Google is making it easier to cut through Internet nonsense with a new Google News tag purpose-built for our era of discontent, fake news stories on social media, and flat-out lies.
The search giant says you will soon see a “Fact Check” tag next to appropriate news stories in the expanded story box on Google News. The new tag is rolling out to the U.S. and U.K. editions of the Google News website, as well as the Google News & Weather apps for Android and iOS.
The new Google News tags are just like the others you already see on the site, such as “Highly Cited,” “In Depth,” and the more recent “Local Source,” which rolled out in May. For sites to be considered for the “Fact Check” slot they need to be using schema.org’s ClaimReview metadata markup, and “follow the commonly accepted criteria for fact checks.” Google’s “commonly accepted criteria” is explained in greater detail on its help pages. The most important thing, however, appears to be adding proper markup to a webpage.

An example of Google’s new Fact Check tag in Google News.
While Google doesn’t explicitly spell it out, there must also be some kind of human curation to determine whether sites are following the “commonly accepted criteria” for fact-checking.

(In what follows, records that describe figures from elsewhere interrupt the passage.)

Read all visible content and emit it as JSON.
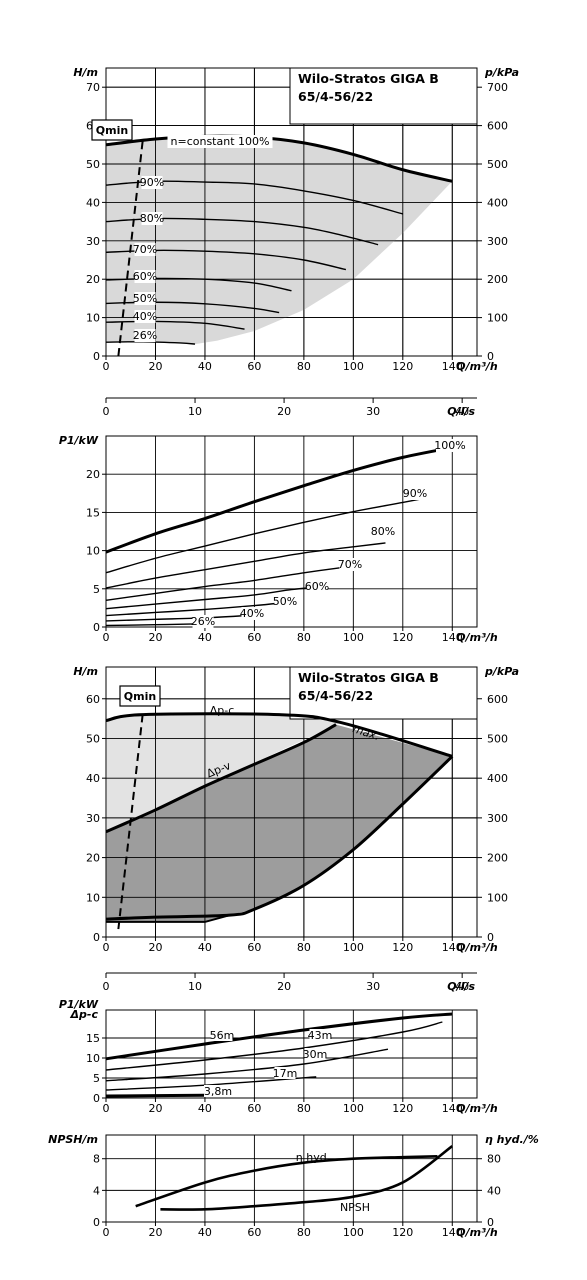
{
  "chart_data": [
    {
      "type": "line",
      "title": "Wilo-Stratos GIGA B 65/4-56/22",
      "ylabel": "H/m",
      "ylabel_right": "p/kPa",
      "xlabel": "Q/m³/h",
      "xlabel2": "Q/l/s",
      "x_ticks": [
        "0",
        "20",
        "40",
        "60",
        "80",
        "100",
        "120",
        "140"
      ],
      "y_ticks": [
        "0",
        "10",
        "20",
        "30",
        "40",
        "50",
        "60",
        "70"
      ],
      "y_right_ticks": [
        "0",
        "100",
        "200",
        "300",
        "400",
        "500",
        "600",
        "700"
      ],
      "x2_ticks": [
        "0",
        "10",
        "20",
        "30",
        "40"
      ],
      "xlim": [
        0,
        150
      ],
      "ylim": [
        0,
        75
      ],
      "qmin_label": "Qmin",
      "series": [
        {
          "name": "n=constant 100%",
          "points": [
            [
              0,
              55
            ],
            [
              20,
              56.5
            ],
            [
              40,
              57.2
            ],
            [
              60,
              57
            ],
            [
              80,
              55.5
            ],
            [
              100,
              52.5
            ],
            [
              120,
              48.5
            ],
            [
              140,
              45.5
            ]
          ]
        },
        {
          "name": "90%",
          "points": [
            [
              0,
              44.5
            ],
            [
              20,
              45.5
            ],
            [
              40,
              45.3
            ],
            [
              60,
              44.8
            ],
            [
              80,
              43
            ],
            [
              100,
              40.5
            ],
            [
              120,
              37
            ]
          ]
        },
        {
          "name": "80%",
          "points": [
            [
              0,
              35
            ],
            [
              20,
              35.8
            ],
            [
              40,
              35.6
            ],
            [
              60,
              35
            ],
            [
              80,
              33.5
            ],
            [
              95,
              31.5
            ],
            [
              110,
              29
            ]
          ]
        },
        {
          "name": "70%",
          "points": [
            [
              0,
              27
            ],
            [
              20,
              27.5
            ],
            [
              40,
              27.3
            ],
            [
              60,
              26.6
            ],
            [
              80,
              25
            ],
            [
              97,
              22.5
            ]
          ]
        },
        {
          "name": "60%",
          "points": [
            [
              0,
              19.8
            ],
            [
              20,
              20.2
            ],
            [
              40,
              20
            ],
            [
              60,
              19
            ],
            [
              75,
              17
            ]
          ]
        },
        {
          "name": "50%",
          "points": [
            [
              0,
              13.7
            ],
            [
              20,
              14
            ],
            [
              40,
              13.6
            ],
            [
              60,
              12.4
            ],
            [
              70,
              11.3
            ]
          ]
        },
        {
          "name": "40%",
          "points": [
            [
              0,
              8.8
            ],
            [
              20,
              9
            ],
            [
              40,
              8.5
            ],
            [
              56,
              7
            ]
          ]
        },
        {
          "name": "26%",
          "points": [
            [
              0,
              3.6
            ],
            [
              15,
              3.7
            ],
            [
              30,
              3.4
            ],
            [
              36,
              3.1
            ]
          ]
        }
      ],
      "qmin_line": [
        [
          5,
          0
        ],
        [
          15,
          57
        ]
      ],
      "fill_region": [
        [
          0,
          55
        ],
        [
          20,
          56.5
        ],
        [
          40,
          57.2
        ],
        [
          60,
          57
        ],
        [
          80,
          55.5
        ],
        [
          100,
          52.5
        ],
        [
          120,
          48.5
        ],
        [
          140,
          45.5
        ],
        [
          120,
          32
        ],
        [
          100,
          20
        ],
        [
          80,
          12
        ],
        [
          60,
          6.5
        ],
        [
          45,
          4
        ],
        [
          36,
          3.1
        ],
        [
          30,
          3.4
        ],
        [
          15,
          3.7
        ],
        [
          0,
          3.6
        ]
      ]
    },
    {
      "type": "line",
      "ylabel": "P1/kW",
      "xlabel": "Q/m³/h",
      "x_ticks": [
        "0",
        "20",
        "40",
        "60",
        "80",
        "100",
        "120",
        "140"
      ],
      "y_ticks": [
        "0",
        "5",
        "10",
        "15",
        "20"
      ],
      "xlim": [
        0,
        150
      ],
      "ylim": [
        0,
        25
      ],
      "series": [
        {
          "name": "100%",
          "points": [
            [
              0,
              9.8
            ],
            [
              20,
              12.2
            ],
            [
              40,
              14.2
            ],
            [
              60,
              16.4
            ],
            [
              80,
              18.5
            ],
            [
              100,
              20.5
            ],
            [
              120,
              22.2
            ],
            [
              140,
              23.5
            ]
          ]
        },
        {
          "name": "90%",
          "points": [
            [
              0,
              7.1
            ],
            [
              20,
              9
            ],
            [
              40,
              10.6
            ],
            [
              60,
              12.2
            ],
            [
              80,
              13.7
            ],
            [
              100,
              15.1
            ],
            [
              120,
              16.3
            ],
            [
              128,
              16.8
            ]
          ]
        },
        {
          "name": "80%",
          "points": [
            [
              0,
              5.1
            ],
            [
              20,
              6.4
            ],
            [
              40,
              7.5
            ],
            [
              60,
              8.6
            ],
            [
              80,
              9.7
            ],
            [
              100,
              10.5
            ],
            [
              113,
              11
            ]
          ]
        },
        {
          "name": "70%",
          "points": [
            [
              0,
              3.5
            ],
            [
              20,
              4.4
            ],
            [
              40,
              5.3
            ],
            [
              60,
              6.1
            ],
            [
              80,
              7.1
            ],
            [
              98,
              7.9
            ]
          ]
        },
        {
          "name": "60%",
          "points": [
            [
              0,
              2.4
            ],
            [
              20,
              3
            ],
            [
              40,
              3.6
            ],
            [
              60,
              4.2
            ],
            [
              75,
              4.9
            ],
            [
              85,
              5.2
            ]
          ]
        },
        {
          "name": "50%",
          "points": [
            [
              0,
              1.5
            ],
            [
              20,
              1.9
            ],
            [
              40,
              2.3
            ],
            [
              60,
              2.8
            ],
            [
              72,
              3.2
            ]
          ]
        },
        {
          "name": "40%",
          "points": [
            [
              0,
              0.8
            ],
            [
              20,
              1
            ],
            [
              40,
              1.2
            ],
            [
              57,
              1.5
            ]
          ]
        },
        {
          "name": "26%",
          "points": [
            [
              0,
              0.2
            ],
            [
              20,
              0.3
            ],
            [
              36,
              0.4
            ]
          ]
        }
      ]
    },
    {
      "type": "line",
      "title": "Wilo-Stratos GIGA B 65/4-56/22",
      "ylabel": "H/m",
      "ylabel_right": "p/kPa",
      "xlabel": "Q/m³/h",
      "xlabel2": "Q/l/s",
      "x_ticks": [
        "0",
        "20",
        "40",
        "60",
        "80",
        "100",
        "120",
        "140"
      ],
      "y_ticks": [
        "0",
        "10",
        "20",
        "30",
        "40",
        "50",
        "60"
      ],
      "y_right_ticks": [
        "0",
        "100",
        "200",
        "300",
        "400",
        "500",
        "600"
      ],
      "x2_ticks": [
        "0",
        "10",
        "20",
        "30",
        "40"
      ],
      "xlim": [
        0,
        150
      ],
      "ylim": [
        0,
        68
      ],
      "qmin_label": "Qmin",
      "labels": {
        "dpc": "Δp-c",
        "dpv": "Δp-v",
        "max": "max."
      },
      "dpc_line": [
        [
          0,
          54.5
        ],
        [
          15,
          56
        ],
        [
          70,
          56
        ],
        [
          95,
          54
        ],
        [
          140,
          45.5
        ]
      ],
      "dpv_line": [
        [
          0,
          26.5
        ],
        [
          20,
          32
        ],
        [
          40,
          38
        ],
        [
          60,
          43.5
        ],
        [
          80,
          49
        ],
        [
          93,
          53.5
        ]
      ],
      "max_curve": [
        [
          0,
          54.5
        ],
        [
          15,
          56
        ],
        [
          70,
          56
        ],
        [
          95,
          54
        ],
        [
          140,
          45.5
        ]
      ],
      "min_curve": [
        [
          0,
          4.5
        ],
        [
          20,
          5
        ],
        [
          50,
          5.5
        ],
        [
          60,
          7
        ],
        [
          80,
          13
        ],
        [
          100,
          22
        ],
        [
          120,
          33.5
        ],
        [
          140,
          45.5
        ]
      ],
      "min_curve2": [
        [
          0,
          3.8
        ],
        [
          40,
          3.8
        ],
        [
          50,
          5.5
        ]
      ],
      "qmin_line": [
        [
          5,
          2
        ],
        [
          15,
          57
        ]
      ],
      "light_region": [
        [
          0,
          54.5
        ],
        [
          15,
          56
        ],
        [
          70,
          56
        ],
        [
          95,
          54
        ],
        [
          0,
          26.5
        ]
      ],
      "dark_region": [
        [
          0,
          26.5
        ],
        [
          20,
          32
        ],
        [
          40,
          38
        ],
        [
          60,
          43.5
        ],
        [
          80,
          49
        ],
        [
          93,
          53.5
        ],
        [
          140,
          45.5
        ],
        [
          120,
          33.5
        ],
        [
          100,
          22
        ],
        [
          80,
          13
        ],
        [
          60,
          7
        ],
        [
          50,
          5.5
        ],
        [
          40,
          3.8
        ],
        [
          0,
          3.8
        ]
      ]
    },
    {
      "type": "line",
      "ylabel": "Δp-c",
      "ylabel2": "P1/kW",
      "xlabel": "Q/m³/h",
      "x_ticks": [
        "0",
        "20",
        "40",
        "60",
        "80",
        "100",
        "120",
        "140"
      ],
      "y_ticks": [
        "0",
        "5",
        "10",
        "15"
      ],
      "xlim": [
        0,
        150
      ],
      "ylim": [
        0,
        22
      ],
      "series": [
        {
          "name": "56m",
          "points": [
            [
              0,
              9.8
            ],
            [
              40,
              13.5
            ],
            [
              80,
              17
            ],
            [
              120,
              20
            ],
            [
              140,
              21
            ]
          ]
        },
        {
          "name": "43m",
          "points": [
            [
              0,
              7
            ],
            [
              40,
              9.5
            ],
            [
              80,
              12.5
            ],
            [
              120,
              16.5
            ],
            [
              136,
              19
            ]
          ]
        },
        {
          "name": "30m",
          "points": [
            [
              0,
              4.3
            ],
            [
              40,
              6
            ],
            [
              80,
              8.5
            ],
            [
              114,
              12.2
            ]
          ]
        },
        {
          "name": "17m",
          "points": [
            [
              0,
              2
            ],
            [
              40,
              3.2
            ],
            [
              85,
              5.3
            ]
          ]
        },
        {
          "name": "3,8m",
          "points": [
            [
              0,
              0.5
            ],
            [
              40,
              0.7
            ]
          ]
        }
      ]
    },
    {
      "type": "line",
      "ylabel": "NPSH/m",
      "ylabel_right": "η hyd./%",
      "xlabel": "Q/m³/h",
      "x_ticks": [
        "0",
        "20",
        "40",
        "60",
        "80",
        "100",
        "120",
        "140"
      ],
      "y_ticks": [
        "0",
        "4",
        "8"
      ],
      "y_right_ticks": [
        "0",
        "40",
        "80"
      ],
      "xlim": [
        0,
        150
      ],
      "ylim": [
        0,
        11
      ],
      "series": [
        {
          "name": "η hyd.",
          "points": [
            [
              12,
              2
            ],
            [
              40,
              5
            ],
            [
              60,
              6.5
            ],
            [
              80,
              7.5
            ],
            [
              100,
              8
            ],
            [
              120,
              8.2
            ],
            [
              134,
              8.3
            ]
          ]
        },
        {
          "name": "NPSH",
          "points": [
            [
              22,
              1.6
            ],
            [
              40,
              1.6
            ],
            [
              60,
              2
            ],
            [
              80,
              2.5
            ],
            [
              100,
              3.2
            ],
            [
              120,
              5
            ],
            [
              140,
              9.6
            ]
          ]
        }
      ]
    }
  ]
}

If it’s just a matter of properly formatted markup then any partisan website could add that to their stories in order to build a “Google Bomb” to unfairly earn “Fact Check” tags. That would be a disaster since the whole point of a “Fact Check” tag is to instill confidence that what we’re reading is the straight story without any spin.
The story behind the story: It’s no coincidence that the new “Fact Check” tags are rolling out first to the U.S. and U.K. Both countries are currently embroiled in very divisive public conversations. The presidential election in the U.S. has become a haze of spin, deception, and an “us vs. them” mentality. Meanwhile in the U.K., anti-immigrant fervor after the Brexit vote is fueling all sorts of reports of draconian measures under consideration by Parliament or the Prime Minister’s Office.
On top of all that, Facebook’s supposedly trusty trending news section has become a hive of fake news stories. Ever since the social network fired its human news editors, top stories have included parodies, conspiracy theories, and other false fodder, as The Washington Post recently reported.